Theaters Saw Worst Summer Sales Since 1993 Despite Billion Dollar Blockbusters Like TDKR & Avengers
And That's Terrible
Just yesterday we told you Joss Whedon’s The Avengers pushed past the $1.5 billion dollar mark for global ticket sales. Today, we’ve found out Christopher Nolan’s The Dark Knight Rises has officially become the 11th film to cross the billion dollar mark. Theater owners must be very happy, right? Wrong. Apparently 2012 has had the worst summer for ticket sales since 1993.
So what’s the story here? Let’s talk about this TDKR news first.
“The studio is waiting for China’s grosses to announce it officially today. But the Warner Bros’ and Legendary Pictures’ Batman trilogy finale from Christopher Nolan has hit a milestone believed out of reach just a month ago,” writes Deadline. “Despite the tragic start of its run in North American theaters, The Dark Knight Rises has now grossed $431.4 million domestic and $577.7 million international for a total $1.010+ billion through Sunday.”
And in case you were wondering, these numbers put TDKR ahead of The Dark Knight, which also made just over a billion when all was said and done. Deadline also discusses the historical nature of the sales.
Meanwhile Warner Bros is insisting that TDKR is only the 11th film to reach $1 billion in its original theatrical run – not the 12th as some charts show. Because the studio is refusing to count any asterisk-worthy extra grosses from 2D films released theatrically years later in 3D like Star Wars: Episode I – The Phantom Menace. (I happen to agree… so that’s why Deadline also is counting this as only the 11th.) In terms of just 2D films, TDKR moves even higher in the rankings to 5th place since all the others benefited from 3D premiums.

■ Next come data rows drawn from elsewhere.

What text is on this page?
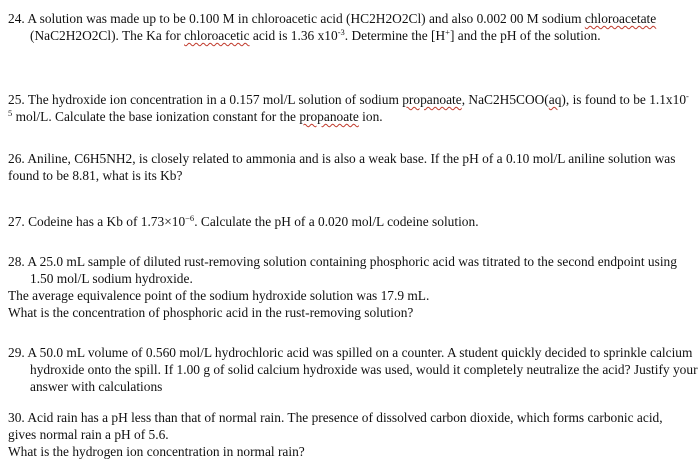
24. A solution was made up to be 0.100 M in chloroacetic acid (HC2H2O2Cl) and also 0.002 00 M sodium chloroacetate (NaC2H2O2Cl). The Ka for chloroacetic acid is 1.36 $x10^{-3}$. Determine the [H+] and the pH of the solution.
25. The hydroxide ion concentration in a 0.157 mol/L solution of sodium propanoate, NaC2H5COO(aq), is found to be $1.1x10^{-5}$ mol/L. Calculate the base ionization constant for the propanoate ion.

26. Aniline, C6H5NH2, is closely related to ammonia and is also a weak base. If the pH of a 0.10 mol/L aniline solution was found to be 8.81, what is its Kb?

27. Codeine has a Kb of $1.73\times 10^{-6}$. Calculate the pH of a 0.020 mol/L codeine solution.

28. A 25.0 mL sample of diluted rust-removing solution containing phosphoric acid was titrated to the second endpoint using 1.50 mol/L sodium hydroxide.

The average equivalence point of the sodium hydroxide solution was 17.9 mL.

What is the concentration of phosphoric acid in the rust-removing solution?

29. A 50.0 mL volume of 0.560 mol/L hydrochloric acid was spilled on a counter. A student quickly decided to sprinkle calcium hydroxide onto the spill. If 1.00 g of solid calcium hydroxide was used, would it completely neutralize the acid? Justify your answer with calculations

30. Acid rain has a pH less than that of normal rain. The presence of dissolved carbon dioxide, which forms carbonic acid, gives normal rain a pH of 5.6.

What is the hydrogen ion concentration in normal rain?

But all of that money, coupled with The Avengers’ $1.5 billion wasn’t enough for a truly successful summer film season.
“According to preliminary estimates, 533.5 million tickets were sold this summer, down 4 percent from last year and the worst turnout since 1993. The lowest attendance before now came in summer 2010, when there were 534.4 tickets sold,” writes The Hollywood Reporter. “Total summer revenues also slipped. Initial estimates show the domestic box office generating $4.278 in billion in sales, down roughly 3 percent from last summer’s record $4.4 billion.”
THR seems to attribute these numbers to the severe high/low of the summer season mentioning such bombs (relatively speaking) as Battleship, Rock of Ages, Dark Shadows, Abraham Lincoln: Vampire Hunter, and Total Recall.
As far as the entire year is concerned, with a few months left to go, the box office is doing better than 2011. “While summer box office revenues are down in North America, the year overall is still running ahead of last year, thanks to a strong winter and spring,” says THR. “Yearly revenues are roughly $7.5 million, up more than 3.3 percent over last year.”